Híbrido plug-in com até 120 km de autonomia
A gama de motorizações será contida na fase inicial de lançamento. Há um Diesel (2.0 TDI) e um a gasolina (1.5 TFSI mild-hybrid), ambos com 150 cv e tração dianteira.
Não existe versão 100% elétrica - esse lugar é do Q4 e-tron -, mas quem busca eletrificação terá um híbrido plug-in, o Audi Q3 e-hybrid.
Diferentemente dos rivais diretos da BMW e Mercedes-Benz, contudo, este híbrido estará disponível apenas com tração dianteira - algo que não vai agradar muitos clientes no norte da Europa. Ele entrega 200 kW (272 cv) e 400 Nm, combinando um motor elétrico de 85 kW (116 cv) com o 1.5 TFSI de 130 kW (177 cv).
O pack de baterias tem 19,7 kWh utilizáveis (25,7 kWh “brutos”) e conta com 96 células prismáticas, divididas em quatro módulos e instaladas na parte inferior da carroçaria, tendo sido projetado para permitir uma autonomia puramente elétrica de até 120 km.
Um pouco mais tarde, já no começo de 2026, a gama será reforçada com dois motores a gasolina mais fortes, ambos 2.0 TFSI: um com 204 cv/320 Nm e outro com 265 cv/400 Nm, com tração integral (quattro) e câmbio automático de dupla embreagem de sete marchas.
A expectativa é de que as versões S e RS, bem mais potentes, cheguem em meados de 2026.
Três suspensões à escolha
O Audi Q3 2026 permitirá escolher entre três acertos de suspensão: a «normal» de série, uma opção mais desportiva e uma terceira com amortecimento eletrónico variável. Esta última utiliza novos amortecedores com válvulas duplas para controlar compressão e extensão de forma independente, e as rodas podem ir de 17″ a 20″.
A suspensão com controlo variável de amortecimento adapta-se continuamente ao piso e ao estilo de condução, considerando parâmetros como posição do volante, travagem e aceleração. O ajuste acontece em frações de segundo, em cada roda, de forma independente.
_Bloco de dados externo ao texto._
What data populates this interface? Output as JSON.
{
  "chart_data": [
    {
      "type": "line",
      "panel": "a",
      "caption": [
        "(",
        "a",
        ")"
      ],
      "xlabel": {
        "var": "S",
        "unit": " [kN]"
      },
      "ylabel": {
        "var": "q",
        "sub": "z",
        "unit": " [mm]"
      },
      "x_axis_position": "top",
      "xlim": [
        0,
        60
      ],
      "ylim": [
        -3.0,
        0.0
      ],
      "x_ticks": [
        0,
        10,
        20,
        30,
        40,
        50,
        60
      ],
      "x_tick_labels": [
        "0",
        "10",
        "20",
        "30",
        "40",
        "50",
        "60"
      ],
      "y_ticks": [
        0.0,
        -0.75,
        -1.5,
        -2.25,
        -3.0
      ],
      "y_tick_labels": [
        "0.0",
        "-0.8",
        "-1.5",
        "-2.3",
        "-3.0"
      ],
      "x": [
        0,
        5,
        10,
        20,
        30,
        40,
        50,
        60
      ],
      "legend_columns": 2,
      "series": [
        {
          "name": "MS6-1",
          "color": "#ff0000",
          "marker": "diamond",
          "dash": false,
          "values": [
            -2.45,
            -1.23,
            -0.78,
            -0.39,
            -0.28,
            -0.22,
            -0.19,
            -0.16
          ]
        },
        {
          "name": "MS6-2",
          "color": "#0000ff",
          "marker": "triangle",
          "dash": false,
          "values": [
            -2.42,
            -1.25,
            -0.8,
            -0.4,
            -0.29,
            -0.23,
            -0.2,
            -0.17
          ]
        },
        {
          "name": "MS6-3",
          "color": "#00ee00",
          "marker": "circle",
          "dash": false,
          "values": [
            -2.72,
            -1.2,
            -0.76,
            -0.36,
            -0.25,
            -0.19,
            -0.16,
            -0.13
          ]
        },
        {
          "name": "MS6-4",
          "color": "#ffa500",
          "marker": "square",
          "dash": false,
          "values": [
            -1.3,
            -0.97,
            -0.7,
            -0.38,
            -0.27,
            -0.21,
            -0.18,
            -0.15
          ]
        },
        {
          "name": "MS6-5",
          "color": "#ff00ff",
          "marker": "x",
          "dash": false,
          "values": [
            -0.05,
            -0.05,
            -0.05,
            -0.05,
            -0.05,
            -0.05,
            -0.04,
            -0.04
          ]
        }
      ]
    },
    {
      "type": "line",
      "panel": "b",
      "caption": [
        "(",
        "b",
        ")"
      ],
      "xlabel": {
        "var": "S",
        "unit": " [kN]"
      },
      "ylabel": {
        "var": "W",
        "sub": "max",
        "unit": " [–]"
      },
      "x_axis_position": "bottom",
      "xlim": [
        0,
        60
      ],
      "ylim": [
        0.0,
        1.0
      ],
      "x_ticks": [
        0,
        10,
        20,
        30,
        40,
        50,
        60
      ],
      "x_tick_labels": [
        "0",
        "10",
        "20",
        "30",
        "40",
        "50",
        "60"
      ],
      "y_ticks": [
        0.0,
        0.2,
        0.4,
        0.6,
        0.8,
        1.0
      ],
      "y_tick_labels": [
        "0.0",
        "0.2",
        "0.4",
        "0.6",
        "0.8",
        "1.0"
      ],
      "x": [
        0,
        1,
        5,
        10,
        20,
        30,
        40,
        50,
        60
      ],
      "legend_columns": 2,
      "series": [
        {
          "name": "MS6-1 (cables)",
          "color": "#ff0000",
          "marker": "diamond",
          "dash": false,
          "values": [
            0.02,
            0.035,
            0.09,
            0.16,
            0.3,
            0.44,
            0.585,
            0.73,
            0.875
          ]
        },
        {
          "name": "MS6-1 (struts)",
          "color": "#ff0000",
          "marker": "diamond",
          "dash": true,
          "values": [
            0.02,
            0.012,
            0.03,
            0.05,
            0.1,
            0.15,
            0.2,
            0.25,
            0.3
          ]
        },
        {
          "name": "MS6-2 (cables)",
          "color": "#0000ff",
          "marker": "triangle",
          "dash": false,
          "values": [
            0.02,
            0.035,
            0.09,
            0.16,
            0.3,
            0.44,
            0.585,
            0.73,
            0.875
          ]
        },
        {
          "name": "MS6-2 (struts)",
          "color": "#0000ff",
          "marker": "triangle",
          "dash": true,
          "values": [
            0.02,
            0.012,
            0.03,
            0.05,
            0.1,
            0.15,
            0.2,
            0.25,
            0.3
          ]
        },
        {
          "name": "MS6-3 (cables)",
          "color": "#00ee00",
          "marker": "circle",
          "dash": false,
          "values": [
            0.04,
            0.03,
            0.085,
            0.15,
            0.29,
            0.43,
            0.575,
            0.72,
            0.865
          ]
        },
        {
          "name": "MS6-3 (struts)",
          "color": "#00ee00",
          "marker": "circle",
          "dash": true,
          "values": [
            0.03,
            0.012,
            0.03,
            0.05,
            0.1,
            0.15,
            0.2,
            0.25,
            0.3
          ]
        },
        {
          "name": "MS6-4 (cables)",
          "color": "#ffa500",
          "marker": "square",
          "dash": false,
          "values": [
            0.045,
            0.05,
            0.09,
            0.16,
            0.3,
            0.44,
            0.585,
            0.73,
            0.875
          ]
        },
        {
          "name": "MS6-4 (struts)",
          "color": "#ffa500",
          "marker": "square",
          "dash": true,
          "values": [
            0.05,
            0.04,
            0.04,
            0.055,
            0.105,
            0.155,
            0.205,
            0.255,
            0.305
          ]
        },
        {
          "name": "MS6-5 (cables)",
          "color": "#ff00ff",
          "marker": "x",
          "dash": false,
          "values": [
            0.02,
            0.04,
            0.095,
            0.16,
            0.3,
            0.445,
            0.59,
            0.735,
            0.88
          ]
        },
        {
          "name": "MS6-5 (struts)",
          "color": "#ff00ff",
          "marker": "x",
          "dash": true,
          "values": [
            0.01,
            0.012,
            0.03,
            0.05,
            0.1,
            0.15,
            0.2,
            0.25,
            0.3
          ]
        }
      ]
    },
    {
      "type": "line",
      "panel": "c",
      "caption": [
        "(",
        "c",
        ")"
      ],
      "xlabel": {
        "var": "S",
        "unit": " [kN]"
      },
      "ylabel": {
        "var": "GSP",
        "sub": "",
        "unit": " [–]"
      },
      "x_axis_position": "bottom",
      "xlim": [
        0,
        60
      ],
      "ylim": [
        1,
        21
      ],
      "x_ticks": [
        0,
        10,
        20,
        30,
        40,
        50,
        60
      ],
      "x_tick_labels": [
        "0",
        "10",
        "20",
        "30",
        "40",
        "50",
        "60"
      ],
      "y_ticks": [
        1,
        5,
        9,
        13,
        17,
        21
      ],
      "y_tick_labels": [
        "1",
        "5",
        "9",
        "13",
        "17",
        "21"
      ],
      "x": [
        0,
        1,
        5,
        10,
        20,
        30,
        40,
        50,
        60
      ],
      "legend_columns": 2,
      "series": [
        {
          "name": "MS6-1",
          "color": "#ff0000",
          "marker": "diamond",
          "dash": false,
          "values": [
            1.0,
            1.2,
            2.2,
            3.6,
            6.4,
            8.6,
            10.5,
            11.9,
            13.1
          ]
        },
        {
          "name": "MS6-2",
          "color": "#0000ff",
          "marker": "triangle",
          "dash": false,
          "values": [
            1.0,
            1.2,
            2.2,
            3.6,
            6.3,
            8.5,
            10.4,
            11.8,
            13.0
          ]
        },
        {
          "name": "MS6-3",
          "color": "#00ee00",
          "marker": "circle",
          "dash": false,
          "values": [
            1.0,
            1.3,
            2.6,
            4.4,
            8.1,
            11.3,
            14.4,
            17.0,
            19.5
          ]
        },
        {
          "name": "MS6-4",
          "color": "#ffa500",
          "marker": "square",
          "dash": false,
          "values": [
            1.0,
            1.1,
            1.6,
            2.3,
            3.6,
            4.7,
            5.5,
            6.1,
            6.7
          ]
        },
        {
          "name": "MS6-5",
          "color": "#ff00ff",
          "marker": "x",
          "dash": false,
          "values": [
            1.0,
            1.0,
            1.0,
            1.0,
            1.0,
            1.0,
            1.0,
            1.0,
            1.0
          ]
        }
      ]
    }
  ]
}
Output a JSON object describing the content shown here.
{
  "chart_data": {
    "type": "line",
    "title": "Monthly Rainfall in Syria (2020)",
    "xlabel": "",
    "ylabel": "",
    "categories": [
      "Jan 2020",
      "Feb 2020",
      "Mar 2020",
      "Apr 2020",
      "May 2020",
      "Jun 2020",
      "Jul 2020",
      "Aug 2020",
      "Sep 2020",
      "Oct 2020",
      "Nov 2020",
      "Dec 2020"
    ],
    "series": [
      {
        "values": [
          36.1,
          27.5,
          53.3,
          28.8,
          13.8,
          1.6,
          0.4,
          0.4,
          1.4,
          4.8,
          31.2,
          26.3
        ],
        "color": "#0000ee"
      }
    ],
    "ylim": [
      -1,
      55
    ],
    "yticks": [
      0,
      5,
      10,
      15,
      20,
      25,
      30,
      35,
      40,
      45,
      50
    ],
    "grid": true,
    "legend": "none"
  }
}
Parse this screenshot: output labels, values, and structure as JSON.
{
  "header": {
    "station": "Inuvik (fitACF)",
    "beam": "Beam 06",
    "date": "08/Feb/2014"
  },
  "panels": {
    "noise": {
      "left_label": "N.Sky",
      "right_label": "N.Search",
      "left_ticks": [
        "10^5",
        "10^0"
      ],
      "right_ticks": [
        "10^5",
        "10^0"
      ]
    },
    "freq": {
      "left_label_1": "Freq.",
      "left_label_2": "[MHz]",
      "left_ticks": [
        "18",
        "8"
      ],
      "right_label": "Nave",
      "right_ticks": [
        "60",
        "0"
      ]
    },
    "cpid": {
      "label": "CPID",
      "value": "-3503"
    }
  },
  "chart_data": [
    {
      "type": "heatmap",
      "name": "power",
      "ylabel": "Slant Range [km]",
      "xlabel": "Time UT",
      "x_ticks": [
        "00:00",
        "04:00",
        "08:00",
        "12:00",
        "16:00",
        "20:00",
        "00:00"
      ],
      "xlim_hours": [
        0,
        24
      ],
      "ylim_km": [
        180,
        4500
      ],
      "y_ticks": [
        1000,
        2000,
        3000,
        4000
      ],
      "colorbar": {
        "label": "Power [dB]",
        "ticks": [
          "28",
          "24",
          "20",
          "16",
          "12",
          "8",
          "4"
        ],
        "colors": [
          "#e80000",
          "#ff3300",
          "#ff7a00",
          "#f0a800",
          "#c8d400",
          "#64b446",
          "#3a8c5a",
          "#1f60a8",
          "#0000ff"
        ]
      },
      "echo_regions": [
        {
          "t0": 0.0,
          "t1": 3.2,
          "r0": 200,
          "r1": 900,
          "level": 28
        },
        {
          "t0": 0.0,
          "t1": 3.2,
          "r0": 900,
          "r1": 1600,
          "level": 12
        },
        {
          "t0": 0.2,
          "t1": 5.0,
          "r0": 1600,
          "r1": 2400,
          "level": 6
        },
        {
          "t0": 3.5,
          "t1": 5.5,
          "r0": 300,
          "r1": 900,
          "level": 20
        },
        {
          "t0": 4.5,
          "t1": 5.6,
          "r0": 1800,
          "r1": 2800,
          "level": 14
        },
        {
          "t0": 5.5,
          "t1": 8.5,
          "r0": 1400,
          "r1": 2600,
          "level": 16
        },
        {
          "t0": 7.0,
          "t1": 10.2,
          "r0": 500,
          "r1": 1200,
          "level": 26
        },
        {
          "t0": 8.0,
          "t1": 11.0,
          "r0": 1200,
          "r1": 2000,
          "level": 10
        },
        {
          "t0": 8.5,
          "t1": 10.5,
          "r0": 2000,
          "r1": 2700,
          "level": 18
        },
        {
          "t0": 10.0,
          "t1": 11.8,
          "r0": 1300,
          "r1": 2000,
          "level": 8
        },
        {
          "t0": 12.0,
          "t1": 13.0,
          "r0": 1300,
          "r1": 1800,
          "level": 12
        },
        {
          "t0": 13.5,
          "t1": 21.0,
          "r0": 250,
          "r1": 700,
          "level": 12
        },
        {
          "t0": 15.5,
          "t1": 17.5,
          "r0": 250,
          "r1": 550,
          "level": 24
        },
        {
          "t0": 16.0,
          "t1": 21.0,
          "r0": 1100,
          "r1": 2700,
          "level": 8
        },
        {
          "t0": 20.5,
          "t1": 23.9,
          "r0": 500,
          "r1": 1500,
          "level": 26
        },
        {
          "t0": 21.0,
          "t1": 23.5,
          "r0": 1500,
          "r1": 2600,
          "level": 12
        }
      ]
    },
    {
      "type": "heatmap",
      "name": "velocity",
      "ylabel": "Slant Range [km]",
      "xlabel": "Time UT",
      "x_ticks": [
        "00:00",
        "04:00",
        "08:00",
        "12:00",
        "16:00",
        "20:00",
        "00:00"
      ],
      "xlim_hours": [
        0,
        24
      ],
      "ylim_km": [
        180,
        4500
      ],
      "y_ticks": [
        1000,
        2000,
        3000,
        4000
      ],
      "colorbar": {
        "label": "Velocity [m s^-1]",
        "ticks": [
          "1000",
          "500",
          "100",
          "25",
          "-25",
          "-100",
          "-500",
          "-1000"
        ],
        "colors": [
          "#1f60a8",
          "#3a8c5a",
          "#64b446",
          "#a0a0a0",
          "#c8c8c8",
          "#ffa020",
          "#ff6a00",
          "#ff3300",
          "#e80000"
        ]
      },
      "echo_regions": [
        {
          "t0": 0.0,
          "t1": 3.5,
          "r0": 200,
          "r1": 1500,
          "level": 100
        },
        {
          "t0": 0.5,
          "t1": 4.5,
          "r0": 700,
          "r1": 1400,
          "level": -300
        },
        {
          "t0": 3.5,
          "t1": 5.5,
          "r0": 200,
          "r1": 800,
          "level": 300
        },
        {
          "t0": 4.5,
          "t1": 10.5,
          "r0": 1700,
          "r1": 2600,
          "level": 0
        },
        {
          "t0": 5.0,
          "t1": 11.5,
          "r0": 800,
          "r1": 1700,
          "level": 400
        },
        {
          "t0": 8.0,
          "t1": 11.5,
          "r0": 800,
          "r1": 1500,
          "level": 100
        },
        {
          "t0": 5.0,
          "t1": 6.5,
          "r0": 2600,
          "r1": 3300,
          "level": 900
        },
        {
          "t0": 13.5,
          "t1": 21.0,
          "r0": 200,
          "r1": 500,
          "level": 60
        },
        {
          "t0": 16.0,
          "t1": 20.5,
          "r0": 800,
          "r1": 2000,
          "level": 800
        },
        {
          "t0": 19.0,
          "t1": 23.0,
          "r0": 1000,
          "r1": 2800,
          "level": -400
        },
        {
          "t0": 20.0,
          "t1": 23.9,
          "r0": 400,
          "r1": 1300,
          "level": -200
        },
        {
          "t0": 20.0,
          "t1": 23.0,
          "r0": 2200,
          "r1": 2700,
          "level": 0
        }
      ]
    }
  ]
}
O objetivo dos engenheiros alemães foi aumentar a diferença de comportamento entre os modos Comfort e Sport. E a direção progressiva, opcional, faz com que a resposta aos movimentos do condutor fique mais direta nos extremos de rotação do volante.
Estreia vidros duplos
Entre as novidades tecnológicas, destaque para os faróis LED matrix personalizáveis e também para a adoção de vidros duplos na frente - o Q3 é o primeiro Audi da gama compacta a oferecer este recurso, que deixa o interior mais silencioso.
Há dois ecrãs com 11,9” (instrumentação) e 12,8” (central multimídia, baseada em Android Automotive), head-up display, sistema de som Sonos e vários sistemas de assistência ao condutor.
O acabamento, os bancos e os comandos do Audi Q3 2026 passam boa impressão logo de cara. Há mais opções e recursos de iluminação ambiente e de personalização cromática no habitáculo. A área entre os bancos dianteiros ganhou mais espaço para pequenos objetos e ficou mais aberta, graças à mudança do seletor da transmissão para uma haste na coluna de direção.
A bagageira varia entre 488 litros e 1386 litros, podendo ser ampliada com o avanço/recuo do banco traseiro numa calha de 15 cm, além do ajuste da inclinação do encosto. Para fechar, a capacidade de reboque do Q3 é de 2,1 toneladas.
Audi Q3 2026 chega no último trimestre
A nova geração do Audi Q3 chega ao mercado no último trimestre do ano e tudo indica que os preços começarão ligeiramente abaixo dos 50 mil euros. No caso do Q3 e-hybrid, ficará acima dessa barreira.